On en retrouve dans : Magnesium Magnum B6 (Be-life), Ergymag (Nutergia), Magnesium Plantinum (Mannavital), Magnactifs (Synactifs)…

Le magnésium de quatrième génération

Le taurinate de magnésium : il s’agit sans doute de la forme la plus biodisponible. Habituellement, la taurine est ajoutée séparément avec le magnésium. Dans ce cas-ci, elle est chélatée au magnésium ce qui rend l’absorption intestinale encore meilleure. Il n’y a pas non plus d’effet laxatif. A conseiller en cas de supplémentation.

On en retrouve dans : Magnesium quatro (Be-Life), Omnimag (Unae)…

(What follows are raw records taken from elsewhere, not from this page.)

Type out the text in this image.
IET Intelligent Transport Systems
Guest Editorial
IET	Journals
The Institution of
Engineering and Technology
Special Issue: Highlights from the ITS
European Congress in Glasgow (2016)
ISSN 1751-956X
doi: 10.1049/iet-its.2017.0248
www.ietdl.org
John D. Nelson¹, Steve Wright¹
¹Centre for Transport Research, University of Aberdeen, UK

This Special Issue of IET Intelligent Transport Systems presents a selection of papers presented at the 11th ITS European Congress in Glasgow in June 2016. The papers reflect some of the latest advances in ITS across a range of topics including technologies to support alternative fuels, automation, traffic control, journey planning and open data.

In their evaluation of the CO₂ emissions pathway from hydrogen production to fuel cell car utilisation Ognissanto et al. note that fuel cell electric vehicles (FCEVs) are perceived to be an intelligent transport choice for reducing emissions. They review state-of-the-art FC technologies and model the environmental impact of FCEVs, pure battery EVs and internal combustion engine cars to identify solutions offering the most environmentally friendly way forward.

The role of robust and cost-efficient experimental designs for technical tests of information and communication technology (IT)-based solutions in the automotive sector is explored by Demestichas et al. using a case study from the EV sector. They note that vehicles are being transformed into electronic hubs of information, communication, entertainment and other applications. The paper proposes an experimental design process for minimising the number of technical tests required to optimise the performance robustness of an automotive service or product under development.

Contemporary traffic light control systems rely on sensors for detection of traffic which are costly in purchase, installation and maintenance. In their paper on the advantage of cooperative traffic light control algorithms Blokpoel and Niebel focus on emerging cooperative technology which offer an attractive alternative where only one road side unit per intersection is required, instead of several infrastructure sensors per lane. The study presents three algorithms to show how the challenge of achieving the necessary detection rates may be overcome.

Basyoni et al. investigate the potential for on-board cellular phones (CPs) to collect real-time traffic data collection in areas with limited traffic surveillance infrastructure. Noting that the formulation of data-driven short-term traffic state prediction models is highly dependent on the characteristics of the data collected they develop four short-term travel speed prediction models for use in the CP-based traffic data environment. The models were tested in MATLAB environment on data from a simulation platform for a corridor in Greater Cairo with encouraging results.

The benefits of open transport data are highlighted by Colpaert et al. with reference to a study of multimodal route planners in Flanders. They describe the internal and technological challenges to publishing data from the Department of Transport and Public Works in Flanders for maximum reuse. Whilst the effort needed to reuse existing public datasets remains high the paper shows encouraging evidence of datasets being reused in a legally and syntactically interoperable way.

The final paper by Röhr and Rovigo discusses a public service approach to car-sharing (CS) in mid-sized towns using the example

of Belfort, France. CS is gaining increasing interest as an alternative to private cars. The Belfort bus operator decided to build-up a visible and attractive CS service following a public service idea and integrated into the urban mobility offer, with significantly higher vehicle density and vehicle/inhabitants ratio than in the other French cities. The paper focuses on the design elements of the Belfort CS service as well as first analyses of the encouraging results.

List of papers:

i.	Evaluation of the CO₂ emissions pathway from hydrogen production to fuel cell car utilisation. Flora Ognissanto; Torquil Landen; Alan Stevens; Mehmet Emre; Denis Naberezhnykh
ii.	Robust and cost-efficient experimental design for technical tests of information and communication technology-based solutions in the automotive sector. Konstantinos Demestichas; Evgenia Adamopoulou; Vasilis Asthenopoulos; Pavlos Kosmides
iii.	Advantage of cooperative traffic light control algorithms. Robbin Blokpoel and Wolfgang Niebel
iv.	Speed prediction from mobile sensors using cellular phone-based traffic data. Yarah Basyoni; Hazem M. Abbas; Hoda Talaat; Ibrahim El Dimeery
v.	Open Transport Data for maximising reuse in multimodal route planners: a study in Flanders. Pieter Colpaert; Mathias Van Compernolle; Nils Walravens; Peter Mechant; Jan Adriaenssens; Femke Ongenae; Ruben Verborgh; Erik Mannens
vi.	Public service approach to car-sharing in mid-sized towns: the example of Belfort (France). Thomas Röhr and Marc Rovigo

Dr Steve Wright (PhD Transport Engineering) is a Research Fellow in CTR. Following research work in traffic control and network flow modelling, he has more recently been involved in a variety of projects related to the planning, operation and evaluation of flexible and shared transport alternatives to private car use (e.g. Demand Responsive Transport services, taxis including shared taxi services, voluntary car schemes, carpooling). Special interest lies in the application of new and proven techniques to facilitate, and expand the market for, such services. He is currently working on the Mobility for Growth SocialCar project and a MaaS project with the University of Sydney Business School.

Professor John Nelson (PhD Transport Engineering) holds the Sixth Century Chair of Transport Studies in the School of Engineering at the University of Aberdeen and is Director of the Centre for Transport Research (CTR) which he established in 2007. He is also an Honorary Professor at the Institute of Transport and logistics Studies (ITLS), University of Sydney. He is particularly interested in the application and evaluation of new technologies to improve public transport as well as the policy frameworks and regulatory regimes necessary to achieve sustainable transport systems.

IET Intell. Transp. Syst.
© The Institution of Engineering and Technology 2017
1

Pour accompagner le magnésium

Le magnésium seul ne suffit pas toujours pour avoir l’effet escompté. C’est pourquoi il est fortement conseillé qu’il contienne au moins un des éléments suivants :

  • La taurine: il s’agit d’un dérivé d’acide aminé qui facilite l’absorption du magnésium et la réentrée de celui-ci dans les cellules. Elle présente également des vertus « anti-stress ». L’association entre le magnésium et la taurine est idéale pour gérer tout type de stress.
  • La vitamine B6 : elle permet une meilleure assimilation du magnésium. De plus, lors des moments de stress, les besoins du corps en vitamine B6 sont accrus. Elle amène donc un double avantage lorsqu’elle est associée au magnésium.
  • Les vitamines du groupe B : il n’y a pas que la vitamine B6 qui amène des avantages. D’autres vitamines du même groupe interviennent comme cofacteurs dans les réactions enzymatiques qui utilisent le magnésium. Leurs présences assurent que ces réactions soient réalisées de façon optimale.
Ce qu’il faut éviter

Les additifs: surtout le dioxyde de titane (E171) et le carboxyméthylcellulose (E466).

Une forme de magnésium inadaptée : lorsqu’on présente une insuffisance rénale, des pathologies digestives ou des difficultés d’absorption intestinale, il convient d’éviter les compléments de magnésium qui pourraient aggraver notre état de santé. Par exemple, en cas d’insuffisance rénale, éviter le glycérophosphate de magnésium. Cela rajoute une quantité de phosphore supplémentaire alors que, dans cette pathologie, l’organisme a déjà des difficultés à gérer le phophospre provenant des aliments.

Quels sont nos besoins de magnésium ?

Les apports adéquats, selon les autorités, sont fixés à 300mg pour les femmes et 350mg pour les hommes. Néanmoins, cela ne veut pas dire qu’apporter cette quantité à l’organisme soit toujours suffisante. La carence en vitamine D, des médicaments (certains antibiotiques, antihypertenseurs, anti-acides…), certaines pathologies digestives, l’alcool ou encore le tabac réduisent l’absorption du magnésium. L’alimentation ultra-transformée et donc pauvre en minéraux peut aussi engendrer un déficit.

Une supplémentation peut alors être indiquée si vous présentez un des facteurs cités ci-dessus ou que, régulièrement, vous êtes sujets à des crampes musculaires, migraines ou, pour les femmes, celles ayant des règles douloureuses. Les sportifs qui pratiquent plus de 6h d’activité physique (intensives) par semaine ont également intérêt à se supplémenter.

Enfin, si vous vous sentez régulièrement stressés, il peut être conseillé de vous complémenter également. Le stress génère une perte accrue de magnésium dont les besoins peuvent alors être augmentés.